Friday, December 15, 2017

Artemis by Andy Weir

It’s hard for any writer to follow up a major success, and Book #2 usually doesn’t turn out as well as Book #1. So it was no surprise that Artemis, by Andy Weir, was a bit of a disappointment, but what was surprising was how much of a disappointment it was. Set on the first and only colony on the moon in the not-too-distant future, Weir did create a compelling world where rich tourists come for a once and a lifetime experience in 1/6th gravity (Disney in Space!), but the plot and character development was heavily bogged down. Jazz is a young porter who has spent most of her life on the colony and probably can’t go back to Earth without getting very sick. She’s messed up every opportunity for a good living that has come her way, including trashing her father’s welding business and failing her EVA exam. Life on the Moon is expensive though, so when a lucrative but illegal business proposition comes her way that involves a lot of dangerous stuff, she jumps right in, and of course, bad things then happen.

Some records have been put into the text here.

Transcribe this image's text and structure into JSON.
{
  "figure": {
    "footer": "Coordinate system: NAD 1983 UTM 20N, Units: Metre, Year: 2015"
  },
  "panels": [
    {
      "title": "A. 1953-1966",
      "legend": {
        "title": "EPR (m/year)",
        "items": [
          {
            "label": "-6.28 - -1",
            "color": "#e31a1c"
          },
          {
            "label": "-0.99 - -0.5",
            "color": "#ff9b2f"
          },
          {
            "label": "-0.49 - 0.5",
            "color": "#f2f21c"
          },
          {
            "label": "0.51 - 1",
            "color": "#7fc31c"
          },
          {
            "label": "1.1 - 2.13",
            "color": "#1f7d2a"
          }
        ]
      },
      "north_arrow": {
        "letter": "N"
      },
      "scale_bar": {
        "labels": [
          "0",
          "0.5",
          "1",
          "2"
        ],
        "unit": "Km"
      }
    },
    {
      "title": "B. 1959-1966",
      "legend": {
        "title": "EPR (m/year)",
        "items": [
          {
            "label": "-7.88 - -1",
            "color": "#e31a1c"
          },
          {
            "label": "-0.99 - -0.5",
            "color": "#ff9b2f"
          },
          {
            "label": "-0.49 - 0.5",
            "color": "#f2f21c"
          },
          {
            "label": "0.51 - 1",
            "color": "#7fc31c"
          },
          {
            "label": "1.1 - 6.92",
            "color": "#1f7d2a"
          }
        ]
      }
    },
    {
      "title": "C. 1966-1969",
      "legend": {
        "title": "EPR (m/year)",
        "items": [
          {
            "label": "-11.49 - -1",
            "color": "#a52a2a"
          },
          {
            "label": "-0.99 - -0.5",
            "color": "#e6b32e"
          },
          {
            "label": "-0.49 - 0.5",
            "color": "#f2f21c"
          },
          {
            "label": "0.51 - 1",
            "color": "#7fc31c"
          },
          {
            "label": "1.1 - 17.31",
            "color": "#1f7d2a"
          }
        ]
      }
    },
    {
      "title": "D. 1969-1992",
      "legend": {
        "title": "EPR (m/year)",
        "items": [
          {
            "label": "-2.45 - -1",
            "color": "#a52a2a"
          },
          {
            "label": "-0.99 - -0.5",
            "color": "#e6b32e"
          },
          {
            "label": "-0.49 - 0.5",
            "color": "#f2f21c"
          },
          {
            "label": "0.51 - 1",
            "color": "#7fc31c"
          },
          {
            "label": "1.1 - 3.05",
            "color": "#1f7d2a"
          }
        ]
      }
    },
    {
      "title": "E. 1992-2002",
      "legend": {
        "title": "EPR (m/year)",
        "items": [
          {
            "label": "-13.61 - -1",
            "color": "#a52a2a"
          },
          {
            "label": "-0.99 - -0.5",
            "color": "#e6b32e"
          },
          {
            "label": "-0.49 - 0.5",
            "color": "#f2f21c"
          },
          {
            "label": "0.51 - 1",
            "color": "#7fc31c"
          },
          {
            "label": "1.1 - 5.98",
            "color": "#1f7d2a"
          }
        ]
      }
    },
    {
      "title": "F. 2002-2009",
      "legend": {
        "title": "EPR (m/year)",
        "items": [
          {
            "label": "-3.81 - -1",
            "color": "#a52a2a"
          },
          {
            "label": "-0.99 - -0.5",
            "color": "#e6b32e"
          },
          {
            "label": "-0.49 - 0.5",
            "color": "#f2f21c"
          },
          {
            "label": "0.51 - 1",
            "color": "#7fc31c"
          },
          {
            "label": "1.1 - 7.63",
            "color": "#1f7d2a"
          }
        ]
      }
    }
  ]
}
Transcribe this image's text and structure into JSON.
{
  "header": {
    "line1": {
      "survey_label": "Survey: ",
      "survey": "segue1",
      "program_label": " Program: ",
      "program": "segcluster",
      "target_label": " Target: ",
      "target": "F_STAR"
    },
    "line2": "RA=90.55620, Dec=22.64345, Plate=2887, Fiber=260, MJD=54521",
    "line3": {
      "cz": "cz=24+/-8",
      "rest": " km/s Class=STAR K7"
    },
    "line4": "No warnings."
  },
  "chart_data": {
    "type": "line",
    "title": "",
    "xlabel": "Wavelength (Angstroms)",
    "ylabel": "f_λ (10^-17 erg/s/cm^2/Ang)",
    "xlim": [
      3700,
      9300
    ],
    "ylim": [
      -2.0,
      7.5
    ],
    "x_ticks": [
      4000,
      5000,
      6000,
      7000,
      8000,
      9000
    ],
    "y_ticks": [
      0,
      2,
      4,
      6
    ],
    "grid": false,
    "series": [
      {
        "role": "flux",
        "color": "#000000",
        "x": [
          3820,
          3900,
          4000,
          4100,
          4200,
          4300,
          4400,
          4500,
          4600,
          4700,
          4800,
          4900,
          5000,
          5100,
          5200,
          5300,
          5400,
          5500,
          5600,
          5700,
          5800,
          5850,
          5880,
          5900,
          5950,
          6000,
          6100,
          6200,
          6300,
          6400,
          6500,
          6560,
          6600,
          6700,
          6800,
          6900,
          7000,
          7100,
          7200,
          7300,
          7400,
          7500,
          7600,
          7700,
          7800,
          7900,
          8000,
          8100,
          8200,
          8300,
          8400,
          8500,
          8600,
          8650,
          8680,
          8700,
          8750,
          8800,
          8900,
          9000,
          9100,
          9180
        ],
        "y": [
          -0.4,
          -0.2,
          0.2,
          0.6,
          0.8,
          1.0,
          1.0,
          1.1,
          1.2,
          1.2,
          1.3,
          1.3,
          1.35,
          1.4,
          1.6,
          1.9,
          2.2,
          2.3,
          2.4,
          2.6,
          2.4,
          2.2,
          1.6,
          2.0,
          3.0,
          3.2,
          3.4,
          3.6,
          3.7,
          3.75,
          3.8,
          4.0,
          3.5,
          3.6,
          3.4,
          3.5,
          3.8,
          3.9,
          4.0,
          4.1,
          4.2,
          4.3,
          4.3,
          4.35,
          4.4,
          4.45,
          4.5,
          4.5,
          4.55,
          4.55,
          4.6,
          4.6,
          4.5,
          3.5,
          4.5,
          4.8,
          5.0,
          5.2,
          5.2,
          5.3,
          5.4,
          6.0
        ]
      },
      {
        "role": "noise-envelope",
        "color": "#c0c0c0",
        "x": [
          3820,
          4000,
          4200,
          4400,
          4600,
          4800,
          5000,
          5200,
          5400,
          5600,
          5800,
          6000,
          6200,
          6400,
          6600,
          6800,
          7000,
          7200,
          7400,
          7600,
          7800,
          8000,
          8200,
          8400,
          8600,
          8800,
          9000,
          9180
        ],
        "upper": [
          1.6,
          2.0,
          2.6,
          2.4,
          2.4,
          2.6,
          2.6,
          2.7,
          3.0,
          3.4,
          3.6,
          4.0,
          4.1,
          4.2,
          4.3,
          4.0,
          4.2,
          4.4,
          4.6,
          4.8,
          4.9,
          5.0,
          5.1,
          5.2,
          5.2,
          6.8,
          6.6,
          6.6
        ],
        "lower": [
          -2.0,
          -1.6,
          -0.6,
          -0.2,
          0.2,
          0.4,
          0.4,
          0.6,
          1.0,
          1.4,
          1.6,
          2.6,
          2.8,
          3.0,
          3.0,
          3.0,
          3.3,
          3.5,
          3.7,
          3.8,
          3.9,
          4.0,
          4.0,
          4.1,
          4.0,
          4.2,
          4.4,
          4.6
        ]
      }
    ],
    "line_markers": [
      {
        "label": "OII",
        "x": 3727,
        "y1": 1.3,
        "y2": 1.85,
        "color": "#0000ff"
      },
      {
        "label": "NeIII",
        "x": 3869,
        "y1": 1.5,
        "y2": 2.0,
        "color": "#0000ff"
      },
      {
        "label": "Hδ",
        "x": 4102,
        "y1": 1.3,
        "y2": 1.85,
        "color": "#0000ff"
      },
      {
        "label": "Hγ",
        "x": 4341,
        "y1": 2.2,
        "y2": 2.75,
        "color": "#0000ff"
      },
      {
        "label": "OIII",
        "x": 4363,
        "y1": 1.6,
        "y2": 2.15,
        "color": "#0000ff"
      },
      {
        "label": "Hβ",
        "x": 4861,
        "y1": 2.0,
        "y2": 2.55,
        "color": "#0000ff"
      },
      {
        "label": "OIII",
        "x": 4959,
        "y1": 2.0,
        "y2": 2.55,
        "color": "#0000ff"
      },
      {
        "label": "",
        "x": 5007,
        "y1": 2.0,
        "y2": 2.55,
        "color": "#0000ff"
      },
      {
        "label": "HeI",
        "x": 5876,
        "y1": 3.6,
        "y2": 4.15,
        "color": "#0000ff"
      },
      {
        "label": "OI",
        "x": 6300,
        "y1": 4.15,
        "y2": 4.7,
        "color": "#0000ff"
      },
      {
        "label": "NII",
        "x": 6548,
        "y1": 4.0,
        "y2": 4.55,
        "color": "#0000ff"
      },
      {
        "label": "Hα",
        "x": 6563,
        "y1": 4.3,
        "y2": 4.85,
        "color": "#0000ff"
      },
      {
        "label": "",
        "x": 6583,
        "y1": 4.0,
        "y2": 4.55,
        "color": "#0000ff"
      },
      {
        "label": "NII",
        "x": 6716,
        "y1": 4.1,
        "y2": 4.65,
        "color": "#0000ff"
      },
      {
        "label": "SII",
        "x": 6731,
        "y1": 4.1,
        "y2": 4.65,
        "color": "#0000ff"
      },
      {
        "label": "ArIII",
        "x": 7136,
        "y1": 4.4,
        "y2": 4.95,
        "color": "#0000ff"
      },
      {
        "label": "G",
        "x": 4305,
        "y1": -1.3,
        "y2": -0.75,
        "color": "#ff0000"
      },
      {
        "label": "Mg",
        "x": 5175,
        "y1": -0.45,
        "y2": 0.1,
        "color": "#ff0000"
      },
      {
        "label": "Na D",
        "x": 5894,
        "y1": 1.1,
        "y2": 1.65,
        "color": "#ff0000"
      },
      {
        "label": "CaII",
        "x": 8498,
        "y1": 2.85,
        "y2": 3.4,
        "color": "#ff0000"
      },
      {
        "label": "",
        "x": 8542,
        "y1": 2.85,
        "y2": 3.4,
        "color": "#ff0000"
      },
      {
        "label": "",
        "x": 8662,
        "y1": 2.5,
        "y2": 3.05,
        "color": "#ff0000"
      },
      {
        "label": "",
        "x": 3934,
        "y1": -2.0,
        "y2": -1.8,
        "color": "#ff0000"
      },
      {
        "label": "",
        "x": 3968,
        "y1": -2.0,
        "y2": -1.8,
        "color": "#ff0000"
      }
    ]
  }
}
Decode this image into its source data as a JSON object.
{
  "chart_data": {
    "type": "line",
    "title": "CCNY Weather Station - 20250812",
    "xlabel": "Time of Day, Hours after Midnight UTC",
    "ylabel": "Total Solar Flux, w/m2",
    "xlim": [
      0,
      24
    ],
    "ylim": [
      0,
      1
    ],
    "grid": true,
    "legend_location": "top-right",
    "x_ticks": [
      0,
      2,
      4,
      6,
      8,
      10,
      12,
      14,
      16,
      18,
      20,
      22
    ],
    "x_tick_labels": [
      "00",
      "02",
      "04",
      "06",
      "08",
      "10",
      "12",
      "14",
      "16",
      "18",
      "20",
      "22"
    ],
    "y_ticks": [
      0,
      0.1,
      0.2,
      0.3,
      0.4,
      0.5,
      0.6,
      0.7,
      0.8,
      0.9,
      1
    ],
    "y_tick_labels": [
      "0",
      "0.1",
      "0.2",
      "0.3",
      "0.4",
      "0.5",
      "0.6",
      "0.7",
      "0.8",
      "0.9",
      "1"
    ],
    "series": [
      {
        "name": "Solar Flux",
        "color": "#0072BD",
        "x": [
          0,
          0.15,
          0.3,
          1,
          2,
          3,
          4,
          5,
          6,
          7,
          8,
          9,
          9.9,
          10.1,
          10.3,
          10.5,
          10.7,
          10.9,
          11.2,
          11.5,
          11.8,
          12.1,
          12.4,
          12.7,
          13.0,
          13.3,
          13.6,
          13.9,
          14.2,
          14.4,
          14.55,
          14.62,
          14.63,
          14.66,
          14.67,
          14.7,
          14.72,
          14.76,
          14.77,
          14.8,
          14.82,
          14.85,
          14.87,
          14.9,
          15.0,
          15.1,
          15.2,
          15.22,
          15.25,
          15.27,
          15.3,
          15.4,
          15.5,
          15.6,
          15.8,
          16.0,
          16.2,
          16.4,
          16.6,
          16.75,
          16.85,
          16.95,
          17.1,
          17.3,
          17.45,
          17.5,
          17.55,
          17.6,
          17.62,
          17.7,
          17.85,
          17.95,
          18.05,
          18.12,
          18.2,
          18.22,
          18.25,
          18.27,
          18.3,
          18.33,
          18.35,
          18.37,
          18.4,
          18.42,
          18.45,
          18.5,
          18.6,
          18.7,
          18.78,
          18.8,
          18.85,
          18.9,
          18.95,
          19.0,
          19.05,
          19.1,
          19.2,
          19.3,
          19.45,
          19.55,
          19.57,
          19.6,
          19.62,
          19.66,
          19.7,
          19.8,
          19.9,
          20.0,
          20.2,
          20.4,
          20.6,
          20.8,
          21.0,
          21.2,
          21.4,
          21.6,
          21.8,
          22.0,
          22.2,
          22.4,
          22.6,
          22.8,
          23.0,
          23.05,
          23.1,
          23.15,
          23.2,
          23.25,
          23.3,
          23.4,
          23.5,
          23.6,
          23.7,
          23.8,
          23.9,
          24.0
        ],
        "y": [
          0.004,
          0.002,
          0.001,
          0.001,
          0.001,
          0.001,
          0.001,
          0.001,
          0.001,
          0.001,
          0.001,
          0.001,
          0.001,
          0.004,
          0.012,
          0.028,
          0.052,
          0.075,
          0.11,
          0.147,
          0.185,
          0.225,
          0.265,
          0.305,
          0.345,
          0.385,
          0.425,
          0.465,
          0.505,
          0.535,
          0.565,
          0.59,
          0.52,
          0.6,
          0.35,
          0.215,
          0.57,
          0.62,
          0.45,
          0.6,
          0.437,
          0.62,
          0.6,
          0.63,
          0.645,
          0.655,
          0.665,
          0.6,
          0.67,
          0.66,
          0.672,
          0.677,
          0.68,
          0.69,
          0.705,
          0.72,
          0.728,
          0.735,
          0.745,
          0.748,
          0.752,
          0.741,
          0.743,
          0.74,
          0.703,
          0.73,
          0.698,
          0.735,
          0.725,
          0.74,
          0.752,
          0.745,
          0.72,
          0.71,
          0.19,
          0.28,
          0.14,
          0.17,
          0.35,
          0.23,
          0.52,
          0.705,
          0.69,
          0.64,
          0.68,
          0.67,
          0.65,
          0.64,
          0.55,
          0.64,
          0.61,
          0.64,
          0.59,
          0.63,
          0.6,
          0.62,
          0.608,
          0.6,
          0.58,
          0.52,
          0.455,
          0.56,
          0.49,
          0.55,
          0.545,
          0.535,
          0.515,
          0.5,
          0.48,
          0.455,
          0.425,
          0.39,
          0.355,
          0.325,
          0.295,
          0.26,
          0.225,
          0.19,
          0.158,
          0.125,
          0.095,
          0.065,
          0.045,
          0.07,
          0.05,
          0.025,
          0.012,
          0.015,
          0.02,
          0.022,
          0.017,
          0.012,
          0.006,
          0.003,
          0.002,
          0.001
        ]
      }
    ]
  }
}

In an attempt to re-create The Martian’s strengths (fast-pacing, quirky narration, using SCIENCE to solve problems, and an easy adaptation to the big-screen), we are left with a non-stop run of drama and physics/chemistry 101 with a twenty-something female narrator who thinks and talks exactly like a fifteen-year-old boy. Perhaps Weir wanted to challenge himself as a writer by taking on a female narrator, but it was so off-putting at times. She seems like a sci-fi fantasy projection: beautiful with a gorgeous body, tough-talking, will have sex with almost anyone apparently, and of course, is a genius. Oh, but she does cry in the corner on several occasions, just to remind you that she’s a woman. Hope they make her more realistic in the inevitable movie.